Credit rating is equally important for both businesses and individuals. Financial institutions provide a credit rating to an individual or a business depending on their past financial history.
Banks and financial institutions providing loans consider the credit rating or credit score to assess the creditworthiness of someone. It acts as a reference point for the financial institutions to assess the amount of risk there is in sanctioning a loan to someone. The higher the credit rating, the lower risk there is of the borrower not returning the loan.
Flaws in the Credit Rating System
The credit rating system today is flawed. It mostly favours people with a strong financial background, allowing them to borrow huge sums for lower interest rates while cutting out those who are actually in need.
For example, a fresh university graduate or someone with a weak financial background may not have any credit history to calculate the credit score. This would make them ineligible for lower interest rates and higher loans.
Looking at the problem from the other end of the spectrum, it’s also easy to note that borrowers can outsmart banks when taking loans. The 2008 financial crisis happened due to the lack of transparency in the process of assessing borrower’s identity and financial records. It was possible for anyone to take any amount of loan without ever having to explain whether or not they can pay it back.
Security is another factor for credit rating entities. They store every bit of the financial history of millions of people. A hack into their system can compromise highly sensitive financial information about their customers. In 2018, hackers stole the personal information of more than 144 million Americans by hacking into the servers of the multinational credit rating agency Equifax.
Blockchain solution for credit rating
- Reputation-based credit
Blockchain can help people keep a record of their reputation in terms of their responsibility, shopping habits, social behaviour, reliability, social impact, and other such factors. This can act as a metric for banks to assess a person’s chances of paying back the money they borrow.
Digital identities on blockchain can act as a single source of all information about anyone. Financial entities can rest assured that the information a potential borrower provides is legitimate. They can then assess the information to provide a loan to them.
Blockchains are immutable ledgers. When records are stored on a blockchain, they cannot be hacked, stolen, or tampered with. Hacking incidents such as that of Equifax can be easily prevented. People can create their own identities on a decentralised ledger that they themselves are accountable for.
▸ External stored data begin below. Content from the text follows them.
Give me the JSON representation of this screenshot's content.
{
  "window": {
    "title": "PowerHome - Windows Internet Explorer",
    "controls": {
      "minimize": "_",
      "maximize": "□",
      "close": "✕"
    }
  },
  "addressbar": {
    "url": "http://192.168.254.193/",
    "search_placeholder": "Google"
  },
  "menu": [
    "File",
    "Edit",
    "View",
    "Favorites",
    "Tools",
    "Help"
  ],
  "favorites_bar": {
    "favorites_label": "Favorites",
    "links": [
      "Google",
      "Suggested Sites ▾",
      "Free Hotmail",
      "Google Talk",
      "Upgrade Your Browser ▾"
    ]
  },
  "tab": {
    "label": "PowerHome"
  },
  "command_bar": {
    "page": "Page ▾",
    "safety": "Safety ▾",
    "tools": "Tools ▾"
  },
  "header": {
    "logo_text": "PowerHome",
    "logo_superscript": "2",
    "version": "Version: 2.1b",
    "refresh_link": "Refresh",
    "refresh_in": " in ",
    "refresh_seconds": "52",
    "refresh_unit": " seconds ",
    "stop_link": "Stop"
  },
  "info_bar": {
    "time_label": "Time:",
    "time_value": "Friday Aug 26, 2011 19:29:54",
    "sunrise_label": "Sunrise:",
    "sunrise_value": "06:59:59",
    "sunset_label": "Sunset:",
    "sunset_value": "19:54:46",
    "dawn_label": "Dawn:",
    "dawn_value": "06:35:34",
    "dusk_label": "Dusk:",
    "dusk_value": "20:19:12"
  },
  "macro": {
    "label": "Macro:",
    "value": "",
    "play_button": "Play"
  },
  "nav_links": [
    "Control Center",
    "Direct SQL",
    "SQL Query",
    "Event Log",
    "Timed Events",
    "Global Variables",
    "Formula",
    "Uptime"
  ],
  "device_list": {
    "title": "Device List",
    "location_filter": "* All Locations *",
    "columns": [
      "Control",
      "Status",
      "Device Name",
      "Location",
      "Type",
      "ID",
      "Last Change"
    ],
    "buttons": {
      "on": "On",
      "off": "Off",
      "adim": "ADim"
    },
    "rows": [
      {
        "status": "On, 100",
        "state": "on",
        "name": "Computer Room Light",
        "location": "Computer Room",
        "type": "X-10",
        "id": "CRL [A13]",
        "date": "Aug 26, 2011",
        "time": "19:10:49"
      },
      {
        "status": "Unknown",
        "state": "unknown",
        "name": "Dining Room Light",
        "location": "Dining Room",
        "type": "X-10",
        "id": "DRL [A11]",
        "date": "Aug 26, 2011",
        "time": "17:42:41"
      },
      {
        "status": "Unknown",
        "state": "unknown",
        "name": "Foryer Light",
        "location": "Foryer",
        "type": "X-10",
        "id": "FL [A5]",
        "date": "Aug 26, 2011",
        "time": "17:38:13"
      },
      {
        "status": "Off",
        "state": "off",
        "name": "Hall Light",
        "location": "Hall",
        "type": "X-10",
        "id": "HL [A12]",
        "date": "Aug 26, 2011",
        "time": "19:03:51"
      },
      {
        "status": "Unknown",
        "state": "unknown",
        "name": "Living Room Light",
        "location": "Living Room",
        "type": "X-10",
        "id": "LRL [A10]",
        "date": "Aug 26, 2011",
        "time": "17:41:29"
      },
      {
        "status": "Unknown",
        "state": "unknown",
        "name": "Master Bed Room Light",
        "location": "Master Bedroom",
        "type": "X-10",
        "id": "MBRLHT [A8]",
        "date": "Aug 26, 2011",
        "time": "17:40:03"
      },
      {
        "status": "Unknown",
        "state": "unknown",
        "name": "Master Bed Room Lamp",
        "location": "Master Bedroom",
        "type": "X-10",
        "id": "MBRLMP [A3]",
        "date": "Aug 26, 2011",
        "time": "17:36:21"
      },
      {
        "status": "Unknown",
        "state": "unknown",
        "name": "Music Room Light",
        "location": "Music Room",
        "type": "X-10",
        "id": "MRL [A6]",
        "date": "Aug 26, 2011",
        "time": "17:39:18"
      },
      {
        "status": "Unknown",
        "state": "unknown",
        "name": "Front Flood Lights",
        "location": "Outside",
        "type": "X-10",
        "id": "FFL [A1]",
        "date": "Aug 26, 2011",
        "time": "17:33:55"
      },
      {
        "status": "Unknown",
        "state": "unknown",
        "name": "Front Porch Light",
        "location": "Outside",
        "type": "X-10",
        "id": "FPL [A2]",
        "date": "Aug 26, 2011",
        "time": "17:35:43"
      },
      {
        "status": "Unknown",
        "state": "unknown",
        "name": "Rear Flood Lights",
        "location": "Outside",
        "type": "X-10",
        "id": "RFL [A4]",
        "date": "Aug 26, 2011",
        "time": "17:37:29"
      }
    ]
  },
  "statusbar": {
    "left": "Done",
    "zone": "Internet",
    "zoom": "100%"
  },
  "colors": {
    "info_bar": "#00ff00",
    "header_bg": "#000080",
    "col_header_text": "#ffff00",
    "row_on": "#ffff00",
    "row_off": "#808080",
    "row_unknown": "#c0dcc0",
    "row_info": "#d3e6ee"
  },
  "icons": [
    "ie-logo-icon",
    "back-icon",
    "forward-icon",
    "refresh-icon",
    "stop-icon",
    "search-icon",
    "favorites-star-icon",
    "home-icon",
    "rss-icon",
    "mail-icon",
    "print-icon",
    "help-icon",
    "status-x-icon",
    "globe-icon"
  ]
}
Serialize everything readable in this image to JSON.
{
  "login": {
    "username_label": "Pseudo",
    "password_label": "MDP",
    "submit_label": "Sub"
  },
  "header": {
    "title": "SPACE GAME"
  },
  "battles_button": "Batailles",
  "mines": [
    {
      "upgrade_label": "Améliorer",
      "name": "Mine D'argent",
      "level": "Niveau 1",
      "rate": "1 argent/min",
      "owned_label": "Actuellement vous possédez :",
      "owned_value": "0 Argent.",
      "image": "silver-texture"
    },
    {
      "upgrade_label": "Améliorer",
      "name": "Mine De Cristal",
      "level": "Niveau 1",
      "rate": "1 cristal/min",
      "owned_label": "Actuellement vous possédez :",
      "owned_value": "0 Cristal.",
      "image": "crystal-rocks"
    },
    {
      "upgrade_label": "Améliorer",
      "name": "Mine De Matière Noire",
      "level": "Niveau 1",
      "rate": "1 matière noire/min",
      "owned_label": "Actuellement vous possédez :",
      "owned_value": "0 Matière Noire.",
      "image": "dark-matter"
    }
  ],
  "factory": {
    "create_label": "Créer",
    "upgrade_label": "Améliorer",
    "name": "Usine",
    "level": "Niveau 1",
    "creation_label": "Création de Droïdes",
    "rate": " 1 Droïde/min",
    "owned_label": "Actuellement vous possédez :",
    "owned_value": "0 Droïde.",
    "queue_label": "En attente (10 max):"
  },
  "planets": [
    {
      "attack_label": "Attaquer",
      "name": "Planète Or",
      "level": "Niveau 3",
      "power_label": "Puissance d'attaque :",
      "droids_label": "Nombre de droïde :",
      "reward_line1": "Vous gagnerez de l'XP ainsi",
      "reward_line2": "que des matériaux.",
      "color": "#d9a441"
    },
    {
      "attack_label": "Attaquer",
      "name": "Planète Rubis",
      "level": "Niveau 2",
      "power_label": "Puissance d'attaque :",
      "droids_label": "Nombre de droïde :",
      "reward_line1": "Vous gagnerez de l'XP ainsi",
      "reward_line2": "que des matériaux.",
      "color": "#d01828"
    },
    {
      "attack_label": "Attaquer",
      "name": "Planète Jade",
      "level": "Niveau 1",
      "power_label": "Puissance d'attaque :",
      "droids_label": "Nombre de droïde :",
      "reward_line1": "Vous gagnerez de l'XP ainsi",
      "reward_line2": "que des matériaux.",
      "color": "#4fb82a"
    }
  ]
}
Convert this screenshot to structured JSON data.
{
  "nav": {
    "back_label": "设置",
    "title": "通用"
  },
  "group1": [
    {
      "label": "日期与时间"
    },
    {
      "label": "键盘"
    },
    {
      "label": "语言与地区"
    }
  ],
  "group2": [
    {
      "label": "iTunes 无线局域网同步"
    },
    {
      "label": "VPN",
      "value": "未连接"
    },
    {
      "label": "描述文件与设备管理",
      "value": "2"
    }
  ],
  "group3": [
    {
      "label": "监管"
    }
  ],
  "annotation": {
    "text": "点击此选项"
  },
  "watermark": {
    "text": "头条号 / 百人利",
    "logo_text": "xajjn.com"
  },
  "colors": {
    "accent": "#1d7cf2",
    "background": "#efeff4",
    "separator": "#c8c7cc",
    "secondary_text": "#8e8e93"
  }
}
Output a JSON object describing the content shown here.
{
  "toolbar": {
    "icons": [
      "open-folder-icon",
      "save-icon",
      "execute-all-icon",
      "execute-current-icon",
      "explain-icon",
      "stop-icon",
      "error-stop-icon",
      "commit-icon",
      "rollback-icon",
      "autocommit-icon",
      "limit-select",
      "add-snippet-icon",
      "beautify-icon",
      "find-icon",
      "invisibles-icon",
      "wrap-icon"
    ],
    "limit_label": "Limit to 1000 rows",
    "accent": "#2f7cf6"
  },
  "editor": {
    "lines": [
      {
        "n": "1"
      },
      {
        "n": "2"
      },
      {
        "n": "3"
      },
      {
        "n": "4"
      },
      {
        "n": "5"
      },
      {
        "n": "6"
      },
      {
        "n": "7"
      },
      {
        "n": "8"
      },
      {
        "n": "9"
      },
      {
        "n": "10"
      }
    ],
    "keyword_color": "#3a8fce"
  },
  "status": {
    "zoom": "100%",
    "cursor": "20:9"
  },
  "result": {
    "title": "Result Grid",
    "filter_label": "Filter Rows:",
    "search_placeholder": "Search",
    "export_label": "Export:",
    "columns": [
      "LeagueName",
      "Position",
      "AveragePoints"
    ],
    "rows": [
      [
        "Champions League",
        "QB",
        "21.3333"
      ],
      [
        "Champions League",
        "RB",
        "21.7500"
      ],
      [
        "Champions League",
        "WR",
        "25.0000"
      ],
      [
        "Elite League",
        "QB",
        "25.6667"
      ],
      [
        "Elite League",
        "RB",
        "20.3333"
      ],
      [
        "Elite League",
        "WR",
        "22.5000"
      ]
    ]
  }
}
There will not be a centralised repository of records that hackers will be able to target. Any attempt to steal personal information from each individual would be a highly expensive affair.
- Universally accepted credit rating
Blockchains are borderless systems. When credit rating agencies rely on blockchain-based identities and reputation recorded a borderless ledger, the world can have better standards for universally accepted credit ratings so financial institutions from anywhere in the world can assess anyone’s creditworthiness.
Blockchain is still proving its efficient use cases to the world. And the startups in the credit rating industry have already started using blockchain to create a better system for storing records and calculating credit scores. The use of blockchain in a credit system is also said to help the unbanked population receive loans. With time, we may see more applications of blockchain in the credit and financial industry.